この曲が収録されたアルバム”Perfect Symmetry”のAmazonのレビューに「多幸感すら感じさせる曲調」(確かにそれまでのKeaneよりエレポップ寄りな仕上がりだったと思う)とあるのだが、”Spiraling“の歌詞はちっとも多幸じゃない。思い通りにはいかず、グルグル渦巻いて(spiralling)、荒れて(tumbling down)いる。

前から「問いかけ系」の歌詞がたたみかけるところも好き。 

Did you want to be a winner?
勝者になりたかった?
Did you want to be an icon?
アイコンになりたかった?
Did you want to be famous?
有名になりたかった?
Did you want to be the president?
大統領になりたかった?
Did you want to start a war?
戦争を始めたかった?
Did you want to have a family?
家族を持ちたかった?
Did you want to be in love?
恋に落ちたかった?
Did you want to be in love?
恋に落ちたかった?


全部Did(過去形)で、聞くところが残酷である。


そしてこの後
I never saw the light
僕は光を見たことがなかった


と続く。

ポップな曲調に惑わされるなかれ。なかなか意味深で、暗くて、好き(笑)


KeaneのアルバムにはCD屋さんでCDを物色していた時代に出会った。"Spiralling"が一番印象に残っているんだけど、その前から聞いていたんだった。例えば2006年の"Try Again"。

 

Try Again (Keane) 

 

 

この"Try Again"が収録されているアルバム”Under the Iron Sea”は、発売当時よく聞いていたはずなのに、これまたなぜかつい最近まで忘れていた…。この"Try Again"久しぶりに聞いたな。メリハリのあるタイプの曲じゃないけど、「波長が合う」ような気がして、自分にとっては切なさと心地よさのバランスがよい。ちょっと睡眠導入歌っぽくもある。

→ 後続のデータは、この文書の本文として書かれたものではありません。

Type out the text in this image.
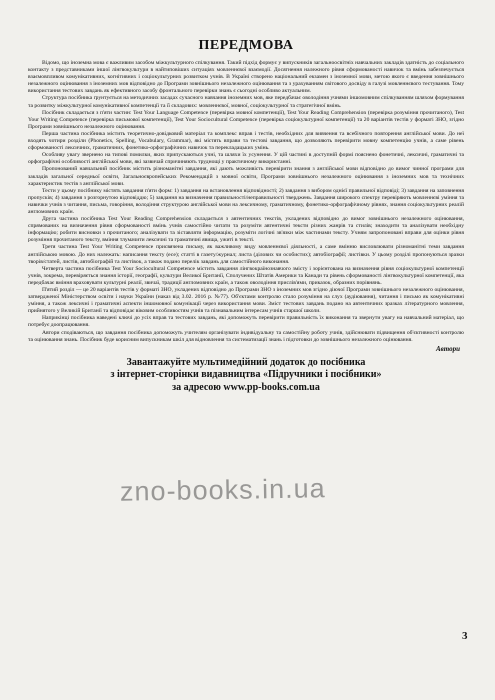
ПЕРЕДМОВА

Відомо, що іноземна мова є важливим засобом міжкультурного спілкування. Такий підхід формує у випускників загальноосвітніх навчальних закладів здатність до соціального контакту з представниками іншої лінгвокультури в найтиповіших ситуаціях мовленнєвої взаємодії. Досягнення належного рівня сформованості навичок та вмінь забезпечується взаємовпливом комунікативних, когнітивних і соціокультурних розвитком учнів. В Україні створено національний екзамен з іноземної мови, метою якого є введення зовнішнього незалежного оцінювання з іноземних мов відповідно до Програми зовнішнього незалежного оцінювання та з урахуванням світового досвіду в галузі мовленнєвого тестування. Тому використання тестових завдань як ефективного засобу фронтального перевірки знань є сьогодні особливо актуальним.

Структура посібника ґрунтується на методичних засадах сучасного навчання іноземних мов, яке передбачає оволодіння учнями іншомовним спілкуванням шляхом формування та розвитку міжкультурної комунікативної компетенції та її складових: мовленнєвої, мовної, соціокультурної та стратегічної вмінь.

Посібник складається з п'яти частин: Test Your Language Competence (перевірка мовної компетенції), Test Your Reading Comprehension (перевірка розуміння прочитаного), Test Your Writing Competence (перевірка письмової компетенції), Test Your Sociocultural Competence (перевірка соціокультурної компетенції) та 20 варіантів тестів у форматі ЗНО, згідно Програми зовнішнього незалежного оцінювання.

Перша частина посібника містить теоретично-довідковий матеріал та комплекс вправ і тестів, необхідних для вивчення та всебічного повторення англійської мови. До неї входять чотири розділи (Phonetics, Spelling, Vocabulary, Grammar), які містять вправи та тестові завдання, що дозволяють перевірити мовну компетенцію учнів, а саме рівень сформованості лексичних, граматичних, фонетико-орфографічних навичок та перекладацьких умінь.

Особливу увагу звернено на типові помилки, яких припускаються учні, та шляхи їх усунення. У цій частині в доступній формі пояснено фонетичні, лексичні, граматичні та орфографічні особливості англійської мови, які зазвичай спричиняють труднощі у практичному використанні.

Пропонований навчальний посібник містить різноманітні завдання, які дають можливість перевірити знання з англійської мови відповідно до вимог чинної програми для закладів загальної середньої освіти, Загальноєвропейських Рекомендацій з мовної освіти, Програми зовнішнього незалежного оцінювання з іноземних мов та технічних характеристик тестів з англійської мови.

Тести у цьому посібнику містять завдання п'яти форм: 1) завдання на встановлення відповідності; 2) завдання з вибором однієї правильної відповіді; 3) завдання на заповнення пропусків; 4) завдання з розгорнутою відповіддю; 5) завдання на визначення правильності/неправильності тверджень. Завдання широкого спектру перевіряють мовленнєві уміння та навички учнів з читання, письма, говоріння, володіння структурою англійської мови на лексичному, граматичному, фонетико-орфографічному рівнях, знання соціокультурних реалій англомовних країн.

Друга частина посібника Test Your Reading Comprehension складається з автентичних текстів, укладених відповідно до вимог зовнішнього незалежного оцінювання, спрямованих на визначення рівня сформованості вмінь учнів самостійно читати та розуміти автентичні тексти різних жанрів та стилів; знаходити та аналізувати необхідну інформацію; робити висновки з прочитаного; аналізувати та зіставляти інформацію, розуміти логічні зв'язки між частинами тексту. Учням запропоновані вправи для оцінки рівня розуміння прочитаного тексту, вміння тлумачити лексичні та граматичні явища, ужиті в тексті.

Третя частина Test Your Writing Competence присвячена письму, як важливому виду мовленнєвої діяльності, а саме вмінню висловлювати різноманітні теми завдання англійською мовою. До них належать: написання тексту (есе); статті в газету/журнал; листа (ділових чи особистих); автобіографії; листівки. У цьому розділі пропонуються зразки творів/статей, листів, автобіографій та листівок, а також подано перелік завдань для самостійного виконання.

Четверта частина посібника Test Your Sociocultural Competence містить завдання лінгвокраїнознавчого змісту і зорієнтована на визначення рівня соціокультурної компетенції учнів, зокрема, перевіряється знання історії, географії, культури Великої Британії, Сполучених Штатів Америки та Канади та рівень сформованості лінгвокультурної компетенції, яка передбачає вміння враховувати культурні реалії, звичаї, традиції англомовних країн, а також оволодіння прислів'ями, приказок, образних порівнянь.

П'ятий розділ — це 20 варіантів тестів у форматі ЗНО, укладених відповідно до Програми ЗНО з іноземних мов згідно діючої Програми зовнішнього незалежного оцінювання, затвердженої Міністерством освіти і науки України (наказ від 3.02. 2016 р. №77). Об'єктами контролю стало розуміння на слух (аудіювання), читання і письмо як комунікативні уміння, а також лексичні і граматичні аспекти іншомовної комунікації через використання мови. Зміст тестових завдань подано на автентичних зразках літературного мовлення, прийнятого у Великій Британії та відповідає віковим особливостям учнів та пізнавальним інтересам учнів старшої школи.

Наприкінці посібника наведені ключі до усіх вправ та тестових завдань, які допоможуть перевірити правильність їх виконання та звернути увагу на навчальний матеріал, що потребує доопрацювання.

Автори сподіваються, що завдання посібника допоможуть учителям організувати індивідуальну та самостійну роботу учнів, здійснювати підвищення об'єктивності контролю та оцінювання знань. Посібник буде корисним випускникам шкіл для відновлення та систематизації знань і підготовки до зовнішнього незалежного оцінювання.

Автори
Завантажуйте мультимедійний додаток до посібника
з інтернет-сторінки видавництва «Підручники і посібники»
за адресою www.pp-books.com.ua
zno-books.in.ua
3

Wiki情報ですが、この曲をつくったKeaneのTim Rice-Oxleyによるとこれは「通勤者のラブソング」なのだそう。遅い時間に電車に乗って家に帰ってまた朝早く起きて仕事に向かうひとたちの歌。ほーなるほど。そういえば当時、夜の電車の中で聞きながらウトウトしていたかもしれない(笑)


ここ数年非常によく聞く機会のある“Try Again”は、Keaneのそれより何年も前から存在している、別アーティストによる曲の方ですが、そちらについてはまたいつかゆっくり書いてみたいと思います。